Könnte ein Verfassungsgericht das Problem lösen?

Ja. Es würde das Parlament disziplinieren. Der Gesetzgeber müsste sich mit der Verfassung auseinandersetzen, weil immer die Gefahr bestünde, dass ein Gesetz vom Gericht für nicht anwendbar erklärt würde.

Der Ständerat entscheidet am Dienstag auch über den Zugang zur Samenspende für lesbische Paare. Sie sagen im Gutachten: Auch das verstösst gegen die Verfassung. Warum?

Laut Verfassung darf die Fortpflanzungsmedizin nur bei Unfruchtbarkeit helfen. Der Verfassungsgeber lehnt sich an den medizinischen Begriff an, also: Ein Paar hat ein Jahr lang ernsthaft versucht, ein Kind zu bekommen, doch es hat nicht geklappt.

Der Begriff könnte doch auch breiter gefasst werden, als unerfüllter Kinderwunsch.

Der medizinische Begriff ist klar. Bei einem homosexuellen Paar ist Unfruchtbarkeit in diesem Sinn naturgemäss nicht möglich.

Sie schreiben, es würde eine Diskriminierung von schwulen Paaren geschaffen. Diese dürften weiterhin keine leiblichen Kinder bekommen, weil Leihmutterschaft in der Schweiz verboten ist. Sie rechtfertigen eine alte Diskriminierung damit, dass sonst eine neue geschaffen würde?

Liegt heute überhaupt eine Diskriminierung vor? Ich glaube nicht. Der Verfassungsgeber hat sich klar für die heutige Lösung entschieden. Damit ist die Ungleichbehandlung, die ohne Zweifel vorliegt, sachlich begründet. Rechtlich gesehen liegt also keine Diskriminierung vor. Aber noch einmal: Stimmen wir doch einfach ab! Ändern wir die Verfassung.
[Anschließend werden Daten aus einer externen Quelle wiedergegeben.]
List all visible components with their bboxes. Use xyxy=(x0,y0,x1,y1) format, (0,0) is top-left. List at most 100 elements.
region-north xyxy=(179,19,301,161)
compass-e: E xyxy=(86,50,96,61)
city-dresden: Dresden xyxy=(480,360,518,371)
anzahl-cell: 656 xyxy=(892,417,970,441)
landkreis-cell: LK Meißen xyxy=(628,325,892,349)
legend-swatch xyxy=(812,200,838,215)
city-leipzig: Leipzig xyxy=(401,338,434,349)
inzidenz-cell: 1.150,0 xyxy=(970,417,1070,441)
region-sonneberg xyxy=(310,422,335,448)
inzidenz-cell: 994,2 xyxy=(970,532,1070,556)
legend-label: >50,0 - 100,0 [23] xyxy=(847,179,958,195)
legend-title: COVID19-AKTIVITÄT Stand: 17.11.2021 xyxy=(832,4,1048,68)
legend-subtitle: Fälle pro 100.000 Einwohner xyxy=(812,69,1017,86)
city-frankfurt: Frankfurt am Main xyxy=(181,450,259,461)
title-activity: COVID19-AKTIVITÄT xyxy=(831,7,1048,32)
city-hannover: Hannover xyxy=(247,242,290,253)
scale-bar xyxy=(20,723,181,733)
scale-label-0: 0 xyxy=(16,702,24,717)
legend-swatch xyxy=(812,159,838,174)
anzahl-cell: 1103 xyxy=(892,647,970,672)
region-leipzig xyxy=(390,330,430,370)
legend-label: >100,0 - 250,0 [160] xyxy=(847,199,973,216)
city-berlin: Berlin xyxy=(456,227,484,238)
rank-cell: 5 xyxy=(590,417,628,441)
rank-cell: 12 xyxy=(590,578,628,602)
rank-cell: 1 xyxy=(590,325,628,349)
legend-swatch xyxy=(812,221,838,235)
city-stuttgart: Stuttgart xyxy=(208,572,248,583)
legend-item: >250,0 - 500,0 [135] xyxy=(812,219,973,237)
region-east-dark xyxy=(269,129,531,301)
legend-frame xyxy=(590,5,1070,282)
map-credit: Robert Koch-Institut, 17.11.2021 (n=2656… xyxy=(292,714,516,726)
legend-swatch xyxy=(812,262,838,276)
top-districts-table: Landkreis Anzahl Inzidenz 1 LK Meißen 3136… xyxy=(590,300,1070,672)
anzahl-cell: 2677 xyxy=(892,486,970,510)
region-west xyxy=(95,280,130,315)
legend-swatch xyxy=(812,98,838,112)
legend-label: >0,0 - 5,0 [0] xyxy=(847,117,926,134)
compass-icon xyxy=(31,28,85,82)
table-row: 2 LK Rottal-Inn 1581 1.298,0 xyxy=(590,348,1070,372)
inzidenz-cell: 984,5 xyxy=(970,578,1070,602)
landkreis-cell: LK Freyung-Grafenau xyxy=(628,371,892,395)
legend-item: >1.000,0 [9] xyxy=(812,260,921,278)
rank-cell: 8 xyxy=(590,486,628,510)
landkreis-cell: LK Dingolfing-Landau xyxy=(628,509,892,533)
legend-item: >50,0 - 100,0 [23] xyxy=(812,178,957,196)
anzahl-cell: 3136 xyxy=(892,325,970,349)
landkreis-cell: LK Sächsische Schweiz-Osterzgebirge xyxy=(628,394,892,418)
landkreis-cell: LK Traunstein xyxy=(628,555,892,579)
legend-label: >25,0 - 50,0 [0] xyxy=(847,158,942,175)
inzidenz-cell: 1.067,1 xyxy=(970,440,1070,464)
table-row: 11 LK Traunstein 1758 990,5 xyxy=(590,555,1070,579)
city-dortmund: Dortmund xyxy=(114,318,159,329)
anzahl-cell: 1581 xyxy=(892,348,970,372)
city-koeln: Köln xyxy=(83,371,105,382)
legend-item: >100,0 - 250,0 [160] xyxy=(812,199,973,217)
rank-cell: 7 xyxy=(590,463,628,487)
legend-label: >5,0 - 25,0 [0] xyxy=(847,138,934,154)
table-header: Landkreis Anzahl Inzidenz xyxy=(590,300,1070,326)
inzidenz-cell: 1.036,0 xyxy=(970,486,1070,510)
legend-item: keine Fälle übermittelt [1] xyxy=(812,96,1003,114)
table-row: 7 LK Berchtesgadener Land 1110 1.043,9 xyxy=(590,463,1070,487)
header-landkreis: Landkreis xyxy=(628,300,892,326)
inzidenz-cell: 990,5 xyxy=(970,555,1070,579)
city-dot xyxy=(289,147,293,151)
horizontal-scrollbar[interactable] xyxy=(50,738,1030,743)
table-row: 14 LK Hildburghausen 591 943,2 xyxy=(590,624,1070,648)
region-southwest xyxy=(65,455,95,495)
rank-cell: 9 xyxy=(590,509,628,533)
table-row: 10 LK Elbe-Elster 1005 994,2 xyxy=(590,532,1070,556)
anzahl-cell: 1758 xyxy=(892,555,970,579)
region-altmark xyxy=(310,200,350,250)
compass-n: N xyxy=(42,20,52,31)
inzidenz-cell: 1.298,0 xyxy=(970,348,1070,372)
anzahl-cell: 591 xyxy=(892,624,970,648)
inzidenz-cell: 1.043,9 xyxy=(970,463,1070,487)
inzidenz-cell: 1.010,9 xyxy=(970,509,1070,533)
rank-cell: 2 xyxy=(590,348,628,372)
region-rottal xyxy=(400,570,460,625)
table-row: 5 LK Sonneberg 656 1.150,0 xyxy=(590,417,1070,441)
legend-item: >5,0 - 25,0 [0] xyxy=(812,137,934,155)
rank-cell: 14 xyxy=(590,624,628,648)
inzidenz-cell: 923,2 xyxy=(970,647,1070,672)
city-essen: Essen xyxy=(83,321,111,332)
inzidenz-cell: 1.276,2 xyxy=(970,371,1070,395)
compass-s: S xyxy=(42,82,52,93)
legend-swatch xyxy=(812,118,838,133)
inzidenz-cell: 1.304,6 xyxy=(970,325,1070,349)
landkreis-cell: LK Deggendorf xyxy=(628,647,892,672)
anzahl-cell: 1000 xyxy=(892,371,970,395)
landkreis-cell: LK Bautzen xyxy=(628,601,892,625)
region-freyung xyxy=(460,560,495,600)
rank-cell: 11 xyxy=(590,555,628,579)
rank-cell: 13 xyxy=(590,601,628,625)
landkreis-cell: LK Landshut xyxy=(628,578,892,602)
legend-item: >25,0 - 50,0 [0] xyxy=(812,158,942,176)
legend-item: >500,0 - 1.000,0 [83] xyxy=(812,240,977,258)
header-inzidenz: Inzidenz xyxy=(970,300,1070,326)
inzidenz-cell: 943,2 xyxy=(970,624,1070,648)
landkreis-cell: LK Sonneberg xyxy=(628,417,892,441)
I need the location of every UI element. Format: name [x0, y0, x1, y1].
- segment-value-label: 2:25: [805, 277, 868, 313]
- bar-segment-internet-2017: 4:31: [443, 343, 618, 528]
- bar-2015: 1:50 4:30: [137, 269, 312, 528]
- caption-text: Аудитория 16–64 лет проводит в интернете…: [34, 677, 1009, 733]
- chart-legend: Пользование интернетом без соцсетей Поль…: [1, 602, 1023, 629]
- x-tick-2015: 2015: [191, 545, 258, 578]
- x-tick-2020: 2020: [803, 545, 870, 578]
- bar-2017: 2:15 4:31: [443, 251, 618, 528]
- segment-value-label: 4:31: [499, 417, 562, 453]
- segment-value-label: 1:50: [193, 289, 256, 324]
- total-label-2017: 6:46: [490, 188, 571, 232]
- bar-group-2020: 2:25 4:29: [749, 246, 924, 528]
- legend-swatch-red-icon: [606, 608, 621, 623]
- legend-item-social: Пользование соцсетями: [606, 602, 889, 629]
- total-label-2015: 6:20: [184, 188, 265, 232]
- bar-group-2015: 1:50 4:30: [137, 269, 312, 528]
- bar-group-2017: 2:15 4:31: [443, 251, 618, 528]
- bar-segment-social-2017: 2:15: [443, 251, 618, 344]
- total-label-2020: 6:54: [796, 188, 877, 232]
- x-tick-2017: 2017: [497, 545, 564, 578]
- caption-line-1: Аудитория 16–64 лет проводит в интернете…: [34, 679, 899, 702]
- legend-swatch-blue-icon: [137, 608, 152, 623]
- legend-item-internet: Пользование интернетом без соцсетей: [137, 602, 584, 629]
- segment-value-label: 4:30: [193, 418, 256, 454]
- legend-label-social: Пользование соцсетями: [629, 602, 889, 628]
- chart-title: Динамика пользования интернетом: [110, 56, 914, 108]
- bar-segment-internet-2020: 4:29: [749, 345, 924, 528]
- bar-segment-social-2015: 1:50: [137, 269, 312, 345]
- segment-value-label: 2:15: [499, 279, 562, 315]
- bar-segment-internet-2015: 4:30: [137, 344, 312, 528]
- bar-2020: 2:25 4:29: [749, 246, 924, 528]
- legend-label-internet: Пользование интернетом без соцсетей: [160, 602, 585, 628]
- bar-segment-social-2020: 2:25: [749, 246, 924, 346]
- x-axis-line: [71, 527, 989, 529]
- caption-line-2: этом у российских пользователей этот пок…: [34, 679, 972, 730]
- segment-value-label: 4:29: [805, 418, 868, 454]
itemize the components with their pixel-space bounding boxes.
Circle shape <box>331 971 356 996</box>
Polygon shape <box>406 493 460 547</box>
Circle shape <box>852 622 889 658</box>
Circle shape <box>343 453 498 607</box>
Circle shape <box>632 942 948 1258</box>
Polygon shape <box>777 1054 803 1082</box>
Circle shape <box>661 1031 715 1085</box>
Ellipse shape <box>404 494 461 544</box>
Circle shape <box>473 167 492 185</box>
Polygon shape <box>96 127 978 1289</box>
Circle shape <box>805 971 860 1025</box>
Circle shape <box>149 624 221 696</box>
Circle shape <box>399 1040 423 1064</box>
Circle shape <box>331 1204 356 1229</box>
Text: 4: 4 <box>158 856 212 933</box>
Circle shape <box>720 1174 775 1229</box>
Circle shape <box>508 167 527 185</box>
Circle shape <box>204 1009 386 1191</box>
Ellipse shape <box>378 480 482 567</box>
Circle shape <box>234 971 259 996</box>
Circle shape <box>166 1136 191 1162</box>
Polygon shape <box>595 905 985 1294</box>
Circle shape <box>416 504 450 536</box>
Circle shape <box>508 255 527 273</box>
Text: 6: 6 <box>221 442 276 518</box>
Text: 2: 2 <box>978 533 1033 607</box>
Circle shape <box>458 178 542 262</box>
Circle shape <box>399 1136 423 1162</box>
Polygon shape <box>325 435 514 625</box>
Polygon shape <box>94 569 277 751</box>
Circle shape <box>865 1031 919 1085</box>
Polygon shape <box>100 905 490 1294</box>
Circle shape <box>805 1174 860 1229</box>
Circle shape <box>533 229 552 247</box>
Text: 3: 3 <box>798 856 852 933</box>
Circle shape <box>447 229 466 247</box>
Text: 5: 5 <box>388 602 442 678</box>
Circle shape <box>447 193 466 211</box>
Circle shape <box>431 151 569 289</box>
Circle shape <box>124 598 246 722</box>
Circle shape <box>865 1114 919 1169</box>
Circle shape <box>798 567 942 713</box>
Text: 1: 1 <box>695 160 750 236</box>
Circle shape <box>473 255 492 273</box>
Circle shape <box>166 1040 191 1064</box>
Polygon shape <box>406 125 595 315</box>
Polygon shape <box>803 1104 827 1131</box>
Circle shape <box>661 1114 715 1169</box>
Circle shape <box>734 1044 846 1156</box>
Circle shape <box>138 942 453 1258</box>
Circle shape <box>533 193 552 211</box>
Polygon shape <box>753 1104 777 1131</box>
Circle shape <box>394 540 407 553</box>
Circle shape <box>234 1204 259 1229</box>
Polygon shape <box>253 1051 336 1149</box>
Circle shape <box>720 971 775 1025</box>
Wie müsste ein neuer Ehe-Artikel in der Verfassung denn aussehen? Das Geschlecht wird heute ja mit keiner Silbe erwähnt.

Am konsequentesten wäre wohl die folgende Definition: «Das Recht auf Ehe und Familie ist gewährleistet, unabhängig des Geschlechts.» Es wäre für mich persönlich eine faire Definition: Niemand würde mehr aufgrund des Geschlechts ungleich behandelt.